I had known about haemochromatosis for a long time as my dad had been diagnosed with it. At the time - about 20 years ago -  we thought it was unlikely that I’d have it too and going to the doctor when you felt healthy wasn’t really the “done thing”. You didn’t really go to the doctors if you felt well, and no-one requested tests like they do now.


Life got in the way after that, and because I felt ok I didn’t really make getting tested a priority. It was always in the back of my mind. I remember when I was pregnant and my doctor suggested I take iron supplements which I said no to, thinking about my dad’s condition and knowing that too much iron could be a problem.


Getting a diagnosis wasn’t straightforward. I had a doctor’s appointment for something else and asked for my ferritin levels to be checked. My levels were quite high but I didn’t really get a confirmation and ended up arranging some private medical tests.


I really had to push to get a diagnosis and at times it felt like it would be easier to just give up, but I felt so strongly about it. Both the private GP and my own GP were dismissive of my high ferritin levels. It was only when I saw a cardiologist that it was picked up, I waited 8 months for another test.


My GP then referred me to a haemotologist and we started to manage my condition. Nobody advised me that other family members should be tested. When I contacted the hospital to ask for a letter for my brother to show his GP they were unable to help because he wasn't their patient. I was advised that I could wait until after the menopause for my treatment which just didn’t feel right.
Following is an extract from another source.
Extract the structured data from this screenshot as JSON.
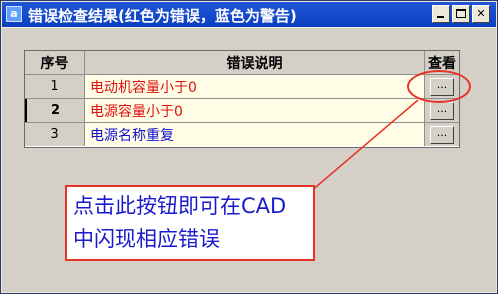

I discovered Haemochromatosis UK when I was searching for information about my diagnosis online. I used the guidelines that the charity provides to help me understand and manage my condition and have also used the genetic testing service to help my family members get themselves tested - particularly those who live in areas where testing isn’t as readily available. I’d recommend joining for anyone who has their diagnosis and wants to take control of their condition and lifestyle.